У него было детство. Детство, о котором я не имела права мечтать. Детство длившиеся всего семь с небольшим лет, но такое яркое, насыщенное радостными воспоминаниями и озорными проделками. Я же провела его в темноте: исчезновение родителей, проблемы со здоровьем, бессонные ночи видений, бесчисленное количество школ, сменявших друг друга через несколько месяцев, неудачи на личном фронте, сложные отношения с ровесниками, не принимавшими меня в свои круги.
Я нередко слышала в свой адрес: “Смотри, это она”, “Странная она какая-то”, “Отвернись, не смотри в ее сторону”. Я ходила сумрачной тенью в стенах прежних школ, лишь редко мне удавалось сдружиться с одной-двумя девчонками, которые, в конечном счете, меня тоже покидали, осмыслив, что если продолжат контактировать со мной, то останутся без своих подруг. Кому была нужна девчонка в широких очках и со скобками на зубах? Но в один момент все поменялось: я расцвела на глазах у всех, превратилась в красавицу, модную, смешную, уверенную в себе. Но в других делах ничего не менялось.
С приездом в Бенд я, наконец, ощутила себя как дома.
Я поднялась с земли, отряхнула платье и приблизилась к краю обрыва. Вид от сюда открывался просто фантастический: багряное солнце тянуло лучи тепла навстречу, неестественный октябрьский ветер ворошил юбку и волосы.
Мне стало холодновато, я обняла себя руками, глядя туда, где близ леса мирно журчала стальная река. На плечи легла пахнущая знакомым парфюмом куртка.
- Узнаешь? – спросил Роберт, кивков указав на реку. Он обнимал меня, оставаясь за спиной.
- А должна?
- Это та речка, в которую ты упала.
- Она течет из Темного леса?
- Наоборот, туда.
Мы некоторое время молчали, стоя вот так, в обнимку, наблюдая за тем, как солнце все ниже клонится к горизонту.

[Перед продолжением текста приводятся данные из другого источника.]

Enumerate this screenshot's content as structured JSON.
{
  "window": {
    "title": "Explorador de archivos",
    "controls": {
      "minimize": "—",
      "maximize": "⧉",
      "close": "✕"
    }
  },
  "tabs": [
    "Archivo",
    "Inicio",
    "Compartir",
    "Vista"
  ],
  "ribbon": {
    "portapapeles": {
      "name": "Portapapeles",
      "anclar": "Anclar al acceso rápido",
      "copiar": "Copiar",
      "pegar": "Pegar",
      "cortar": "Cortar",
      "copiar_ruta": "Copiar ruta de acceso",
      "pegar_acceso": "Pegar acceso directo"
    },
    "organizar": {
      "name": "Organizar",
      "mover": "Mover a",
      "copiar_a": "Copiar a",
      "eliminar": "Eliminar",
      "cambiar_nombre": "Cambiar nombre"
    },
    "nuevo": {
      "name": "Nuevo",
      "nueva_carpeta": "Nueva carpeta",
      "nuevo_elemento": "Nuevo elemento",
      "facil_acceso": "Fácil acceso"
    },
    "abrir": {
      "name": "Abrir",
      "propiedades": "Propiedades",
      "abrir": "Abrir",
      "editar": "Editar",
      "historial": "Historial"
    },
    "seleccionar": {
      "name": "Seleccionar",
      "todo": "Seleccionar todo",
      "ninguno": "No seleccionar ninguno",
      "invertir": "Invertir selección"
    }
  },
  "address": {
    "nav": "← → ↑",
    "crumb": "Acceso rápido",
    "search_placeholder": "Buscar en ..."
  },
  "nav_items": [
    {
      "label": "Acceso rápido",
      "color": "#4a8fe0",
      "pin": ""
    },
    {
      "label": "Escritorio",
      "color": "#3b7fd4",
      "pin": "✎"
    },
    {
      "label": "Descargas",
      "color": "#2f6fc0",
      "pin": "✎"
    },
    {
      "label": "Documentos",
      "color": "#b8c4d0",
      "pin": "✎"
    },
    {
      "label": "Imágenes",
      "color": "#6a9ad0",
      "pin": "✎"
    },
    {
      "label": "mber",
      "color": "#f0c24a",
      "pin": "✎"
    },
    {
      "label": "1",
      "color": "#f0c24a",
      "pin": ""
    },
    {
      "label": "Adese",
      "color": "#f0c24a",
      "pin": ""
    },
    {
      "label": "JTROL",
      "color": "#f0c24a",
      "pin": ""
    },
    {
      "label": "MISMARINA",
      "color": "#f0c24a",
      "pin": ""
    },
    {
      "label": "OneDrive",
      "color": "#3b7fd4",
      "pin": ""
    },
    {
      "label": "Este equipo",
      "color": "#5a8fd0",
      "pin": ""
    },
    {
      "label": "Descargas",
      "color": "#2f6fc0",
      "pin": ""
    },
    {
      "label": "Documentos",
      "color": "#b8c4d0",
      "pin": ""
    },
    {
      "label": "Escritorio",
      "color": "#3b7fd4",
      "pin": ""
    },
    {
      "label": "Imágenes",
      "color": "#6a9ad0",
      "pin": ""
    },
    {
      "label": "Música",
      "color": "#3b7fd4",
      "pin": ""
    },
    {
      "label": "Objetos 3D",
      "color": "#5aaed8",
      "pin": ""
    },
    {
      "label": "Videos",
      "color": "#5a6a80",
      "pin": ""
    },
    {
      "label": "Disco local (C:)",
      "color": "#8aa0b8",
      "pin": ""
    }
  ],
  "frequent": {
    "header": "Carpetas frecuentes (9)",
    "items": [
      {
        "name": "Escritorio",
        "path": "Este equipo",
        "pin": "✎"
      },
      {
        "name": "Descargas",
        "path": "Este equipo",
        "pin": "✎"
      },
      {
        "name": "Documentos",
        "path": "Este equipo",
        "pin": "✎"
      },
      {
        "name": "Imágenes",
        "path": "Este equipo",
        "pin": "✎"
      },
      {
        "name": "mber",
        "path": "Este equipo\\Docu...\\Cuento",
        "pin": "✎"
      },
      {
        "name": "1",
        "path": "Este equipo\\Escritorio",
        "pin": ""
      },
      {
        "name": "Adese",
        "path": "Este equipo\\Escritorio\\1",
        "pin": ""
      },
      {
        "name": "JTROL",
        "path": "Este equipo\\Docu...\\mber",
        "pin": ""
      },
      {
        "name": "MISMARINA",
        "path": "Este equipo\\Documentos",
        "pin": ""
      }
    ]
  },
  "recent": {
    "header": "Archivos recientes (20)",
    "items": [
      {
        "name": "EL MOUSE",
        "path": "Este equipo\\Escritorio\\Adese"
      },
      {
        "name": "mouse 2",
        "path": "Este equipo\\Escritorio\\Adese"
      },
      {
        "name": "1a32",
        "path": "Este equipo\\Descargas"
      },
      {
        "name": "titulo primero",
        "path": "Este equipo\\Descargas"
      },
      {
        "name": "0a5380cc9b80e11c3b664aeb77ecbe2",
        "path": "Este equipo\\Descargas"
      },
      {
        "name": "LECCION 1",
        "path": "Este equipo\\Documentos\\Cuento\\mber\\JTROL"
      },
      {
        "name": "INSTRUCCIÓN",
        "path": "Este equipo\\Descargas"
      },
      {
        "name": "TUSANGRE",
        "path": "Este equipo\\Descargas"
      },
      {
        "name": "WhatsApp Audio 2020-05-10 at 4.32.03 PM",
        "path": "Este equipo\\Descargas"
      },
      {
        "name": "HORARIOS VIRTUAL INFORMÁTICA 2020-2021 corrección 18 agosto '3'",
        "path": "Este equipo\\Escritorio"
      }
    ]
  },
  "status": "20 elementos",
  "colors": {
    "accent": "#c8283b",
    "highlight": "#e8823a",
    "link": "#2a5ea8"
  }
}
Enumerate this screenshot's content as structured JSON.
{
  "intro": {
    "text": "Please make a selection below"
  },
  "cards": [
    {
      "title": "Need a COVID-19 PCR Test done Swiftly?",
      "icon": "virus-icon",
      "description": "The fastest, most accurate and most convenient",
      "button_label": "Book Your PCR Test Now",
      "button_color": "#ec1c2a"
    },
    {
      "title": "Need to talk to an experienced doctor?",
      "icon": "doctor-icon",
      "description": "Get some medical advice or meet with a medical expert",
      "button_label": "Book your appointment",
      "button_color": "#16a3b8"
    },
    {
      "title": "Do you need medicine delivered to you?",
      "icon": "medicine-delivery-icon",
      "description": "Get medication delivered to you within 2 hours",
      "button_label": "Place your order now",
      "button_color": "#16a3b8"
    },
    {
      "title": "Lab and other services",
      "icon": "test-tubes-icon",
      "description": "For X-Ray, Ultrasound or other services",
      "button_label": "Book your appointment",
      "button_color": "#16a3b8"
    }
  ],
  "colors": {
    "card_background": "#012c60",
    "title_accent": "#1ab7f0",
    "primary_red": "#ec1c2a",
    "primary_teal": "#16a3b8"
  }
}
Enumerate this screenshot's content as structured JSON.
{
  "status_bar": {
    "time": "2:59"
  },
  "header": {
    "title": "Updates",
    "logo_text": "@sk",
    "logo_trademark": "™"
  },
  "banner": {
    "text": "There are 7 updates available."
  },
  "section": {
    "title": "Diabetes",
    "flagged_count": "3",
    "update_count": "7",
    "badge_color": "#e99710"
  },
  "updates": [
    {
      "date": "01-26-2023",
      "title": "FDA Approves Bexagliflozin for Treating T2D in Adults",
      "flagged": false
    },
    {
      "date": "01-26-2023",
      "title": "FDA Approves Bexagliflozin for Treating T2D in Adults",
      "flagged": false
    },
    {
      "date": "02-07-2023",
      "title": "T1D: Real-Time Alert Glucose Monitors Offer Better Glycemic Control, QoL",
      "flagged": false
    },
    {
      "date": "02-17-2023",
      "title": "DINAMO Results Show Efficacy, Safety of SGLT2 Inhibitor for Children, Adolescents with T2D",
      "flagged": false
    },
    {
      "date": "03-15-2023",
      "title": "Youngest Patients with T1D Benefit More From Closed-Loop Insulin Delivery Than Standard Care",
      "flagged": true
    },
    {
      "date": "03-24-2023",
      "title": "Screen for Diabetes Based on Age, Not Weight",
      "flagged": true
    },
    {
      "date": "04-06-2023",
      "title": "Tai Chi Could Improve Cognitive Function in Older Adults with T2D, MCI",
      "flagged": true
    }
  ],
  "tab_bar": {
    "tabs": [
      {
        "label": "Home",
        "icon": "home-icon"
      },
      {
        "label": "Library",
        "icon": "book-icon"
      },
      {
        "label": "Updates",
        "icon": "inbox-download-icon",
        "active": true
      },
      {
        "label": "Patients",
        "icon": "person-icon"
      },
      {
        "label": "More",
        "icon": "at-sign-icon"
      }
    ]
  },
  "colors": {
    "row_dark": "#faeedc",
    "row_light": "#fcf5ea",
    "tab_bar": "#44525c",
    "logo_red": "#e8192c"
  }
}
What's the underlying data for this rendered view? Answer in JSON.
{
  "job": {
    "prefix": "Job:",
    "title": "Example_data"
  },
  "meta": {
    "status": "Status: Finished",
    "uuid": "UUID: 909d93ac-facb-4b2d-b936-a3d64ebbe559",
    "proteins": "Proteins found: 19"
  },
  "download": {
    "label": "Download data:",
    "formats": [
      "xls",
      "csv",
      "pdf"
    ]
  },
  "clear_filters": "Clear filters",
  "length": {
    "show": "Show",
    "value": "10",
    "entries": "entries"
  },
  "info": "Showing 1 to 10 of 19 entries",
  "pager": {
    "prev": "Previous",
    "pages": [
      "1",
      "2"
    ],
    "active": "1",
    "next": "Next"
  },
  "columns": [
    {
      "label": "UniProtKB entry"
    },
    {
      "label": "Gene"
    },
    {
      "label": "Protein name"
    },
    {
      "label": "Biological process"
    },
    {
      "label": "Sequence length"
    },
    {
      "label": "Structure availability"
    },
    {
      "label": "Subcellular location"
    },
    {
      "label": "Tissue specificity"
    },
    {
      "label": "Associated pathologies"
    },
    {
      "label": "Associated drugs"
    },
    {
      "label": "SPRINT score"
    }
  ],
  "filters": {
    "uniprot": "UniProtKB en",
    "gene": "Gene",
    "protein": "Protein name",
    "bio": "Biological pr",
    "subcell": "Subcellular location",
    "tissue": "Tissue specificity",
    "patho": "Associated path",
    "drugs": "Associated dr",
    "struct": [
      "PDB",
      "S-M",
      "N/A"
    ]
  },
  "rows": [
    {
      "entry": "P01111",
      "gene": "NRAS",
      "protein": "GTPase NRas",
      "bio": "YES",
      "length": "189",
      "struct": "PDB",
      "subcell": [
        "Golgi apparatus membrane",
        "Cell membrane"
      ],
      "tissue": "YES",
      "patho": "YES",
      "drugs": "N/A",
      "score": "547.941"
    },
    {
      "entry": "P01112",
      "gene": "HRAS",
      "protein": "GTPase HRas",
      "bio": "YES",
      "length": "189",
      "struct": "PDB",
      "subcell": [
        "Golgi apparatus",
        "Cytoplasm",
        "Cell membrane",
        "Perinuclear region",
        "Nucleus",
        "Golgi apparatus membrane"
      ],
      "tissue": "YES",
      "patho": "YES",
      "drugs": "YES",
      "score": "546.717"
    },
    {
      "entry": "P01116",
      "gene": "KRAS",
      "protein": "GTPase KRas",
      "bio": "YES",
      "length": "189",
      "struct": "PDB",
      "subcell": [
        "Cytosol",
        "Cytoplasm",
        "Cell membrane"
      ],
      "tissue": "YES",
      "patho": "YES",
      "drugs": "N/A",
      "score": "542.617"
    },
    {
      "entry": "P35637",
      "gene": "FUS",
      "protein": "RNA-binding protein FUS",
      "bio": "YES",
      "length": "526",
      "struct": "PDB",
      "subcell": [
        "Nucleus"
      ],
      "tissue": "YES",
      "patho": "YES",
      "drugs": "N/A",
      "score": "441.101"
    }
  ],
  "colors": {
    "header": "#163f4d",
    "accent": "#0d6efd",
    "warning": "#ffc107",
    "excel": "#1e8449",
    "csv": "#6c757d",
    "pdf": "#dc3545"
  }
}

- Знаешь, – неожиданно прервал тишину Роберт, – я первый раз пришел сюда за сто лет.
- Почему?
- Это место наводит на меня печальные воспоминания, о детстве, которое не вернуть, вообще о прошлом, а в нем, поверь, было мало хорошего. Порой, иду по школе мимо смеющихся подростков и завидую им, что они родились смертными людьми. Их жизнь так хрупка, они стремятся воплотить свои мечты в реальность, пока не поздно. Это и есть то единственное, что нет у вечности – желание все успеть. Когда живешь вечно, смысл жизни теряется, ты остываешь от того, что все знаешь, все воплотил в жизнь, и другой мечты у тебя нет или ты не можешь придумать ее, чтобы душа откликнулась на зов.
- Разве сейчас тебя ничего здесь не держит? – грустно спросила я, разворачиваясь в кольце рук к нему лицом.
Он застенчиво улыбнулся, коснувшись лбом моего лба.
- Ты появилась в моей загубленной жизни, как снег на голову, – признал парень. – Когда я увидел тебя в первый раз, то испугался, но испугался не тебя, а того, что ты вдруг исчезнешь. Я увидел тебя, Челси Уолкер из Лондона, и во мне будто переключили выключатель. Я никогда такого не чувствовал, ни с кем, никогда не хотел заботиться о ком-то как о тебе, никогда не хотел быть вечно рядом как с тобой. И пусть я выгляжу идиотом, пусть окружающие называют меня сопливым романтиком, теперь я знаю точно: долгие годы ожиданий стоили того, чтобы встретить тебя.
Боже, я чуть не разрыдалась от его признания. Таких теплых слов мне не говорил никто. Да сама я никогда в жизни не представляла, что кто-нибудь когда-нибудь скажет мне их.
- Я люблю тебя, – шепнул Роберт, и его признание эхом улетело на крыльях ветра, – пожалуй, самой не нормальной любовью.
Затем последовал пылающий поцелуй, от которого я едва-едва не растаяла. Ноги подкосились, хорошо, что Роберт крепко прижимал меня к себе.
- Порой мне кажется: все это сон и ты внезапно растворишься в воздухе, – призналась я сдавленным голосом.